An Ottawa native and the son of a French Canadian mother, Dan Aykroyd is very familiar with the relationship between Québec and the rest of the country. As a young adult he often came to Montréal where he actually got his first acting gig. He was there on November 15th, 1976, when René Lévesque and the Parti Québécois came to power. Here are his impressions on the event, as reported in today's La Presse [Google translation]:
"My friends and I were at the victory's parade. It was a very vibrant evening, but we had mixed feelings. We know how proud Quebeckers are of their culture, but as Canadians from Ottawa, we were worried because Quebec holds an important place in our hearts."
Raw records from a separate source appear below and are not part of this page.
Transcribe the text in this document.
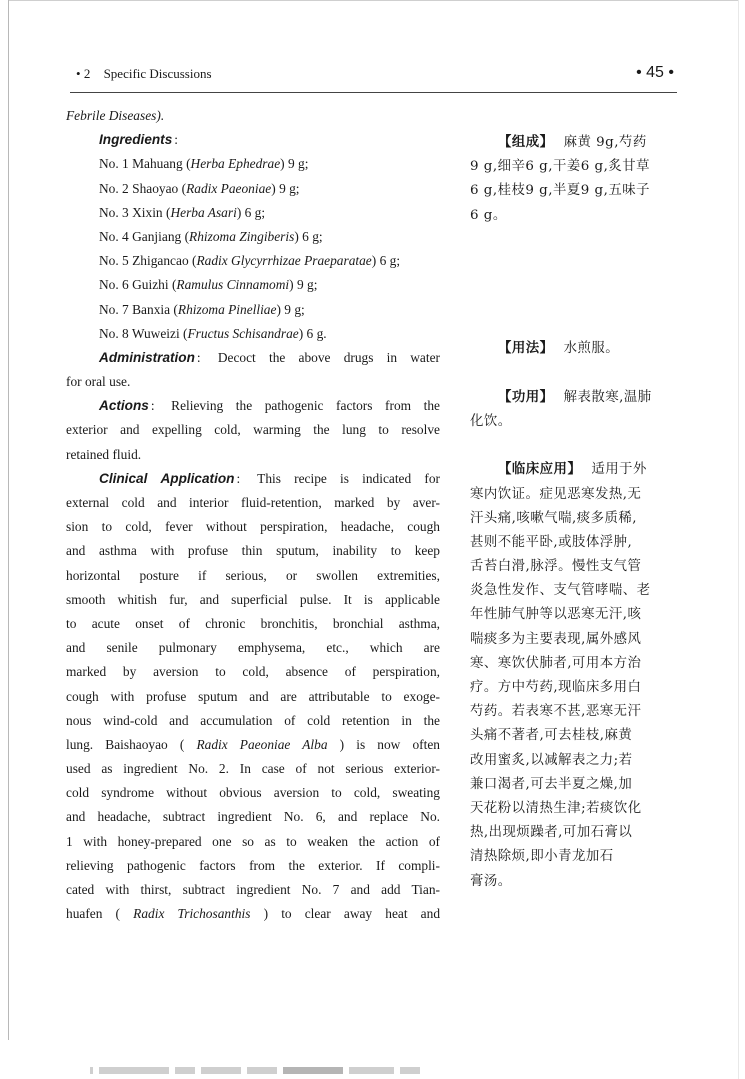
• 2 Specific Discussions	• 45 •
Febrile Diseases).
Ingredients :
No. 1 Mahuang (Herba Ephedrae) 9 g;
No. 2 Shaoyao (Radix Paeoniae) 9 g;
No. 3 Xixin (Herba Asari) 6 g;
No. 4 Ganjiang (Rhizoma Zingiberis) 6 g;
No. 5 Zhigancao (Radix Glycyrrhizae Praeparatae) 6 g;
No. 6 Guizhi (Ramulus Cinnamomi) 9 g;
No. 7 Banxia (Rhizoma Pinelliae) 9 g;
No. 8 Wuweizi (Fructus Schisandrae) 6 g.
Administration : Decoct the above drugs in water
for oral use.
Actions : Relieving the pathogenic factors from the
exterior and expelling cold, warming the lung to resolve
retained fluid.
Clinical Application : This recipe is indicated for
external cold and interior fluid-retention, marked by aver-
sion to cold, fever without perspiration, headache, cough
and asthma with profuse thin sputum, inability to keep
horizontal posture if serious, or swollen extremities,
smooth whitish fur, and superficial pulse. It is applicable
to acute onset of chronic bronchitis, bronchial asthma,
and senile pulmonary emphysema, etc., which are
marked by aversion to cold, absence of perspiration,
cough with profuse sputum and are attributable to exoge-
nous wind-cold and accumulation of cold retention in the
lung. Baishaoyao ( Radix Paeoniae Alba ) is now often
used as ingredient No. 2. In case of not serious exterior-
cold syndrome without obvious aversion to cold, sweating
and headache, subtract ingredient No. 6, and replace No.
1 with honey-prepared one so as to weaken the action of
relieving pathogenic factors from the exterior. If compli-
cated with thirst, subtract ingredient No. 7 and add Tian-
huafen ( Radix Trichosanthis ) to clear away heat and
【组成】 麻黄 9g,芍药
9 g,细辛6 g,干姜6 g,炙甘草
6 g,桂枝9 g,半夏9 g,五味子
6 g。
【用法】 水煎服。
【功用】 解表散寒,温肺
化饮。
【临床应用】 适用于外
寒内饮证。症见恶寒发热,无
汗头痛,咳嗽气喘,痰多质稀,
甚则不能平卧,或肢体浮肿,
舌苔白滑,脉浮。慢性支气管
炎急性发作、支气管哮喘、老
年性肺气肿等以恶寒无汗,咳
喘痰多为主要表现,属外感风
寒、寒饮伏肺者,可用本方治
疗。方中芍药,现临床多用白
芍药。若表寒不甚,恶寒无汗
头痛不著者,可去桂枝,麻黄
改用蜜炙,以减解表之力;若
兼口渴者,可去半夏之燥,加
天花粉以清热生津;若痰饮化
热,出现烦躁者,可加石膏以
清热除烦,即小青龙加石
膏汤。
On June 17th, 1994, Aykroyd received an honorary Doctor of Literature degree at Carleton University. The comic actor, writer and director made a passionate pitch for National Unity, a plea for tolerance for all Canadians, as reported by the Canadian Press the following day:
"I have a great love for the French Canadian people. It's an issue that is very divisive and burning on people's minds and I just want to say formally that I love Quebeckers." Aykroyd told graduates he has heard a "lot of rancor and tremendous hostility" directed at Québec and its people, especially in Western Canada. But it's also an issue in the Eastern Ontario town where he maintains a home. "That's exactly the kind of discrimination, racism and supremacism that we've got to avoid in the world if we're going to change things."
Aykroyd called for "a sane and just solution - whatever that is" in the event Quebec opts for separation. "If the majority of Quebeckers vote to go, what are we going to do? Send in the army? Of course not. We're going to help them with their ship of state. It's a democratic process. Let them decide for themselves. But unless and until Quebeckers vote to separate, Canadians should encourage them to "continue in nationhood with Canada, albeit with the proper recognition that their rich and highly contributive culture deserves."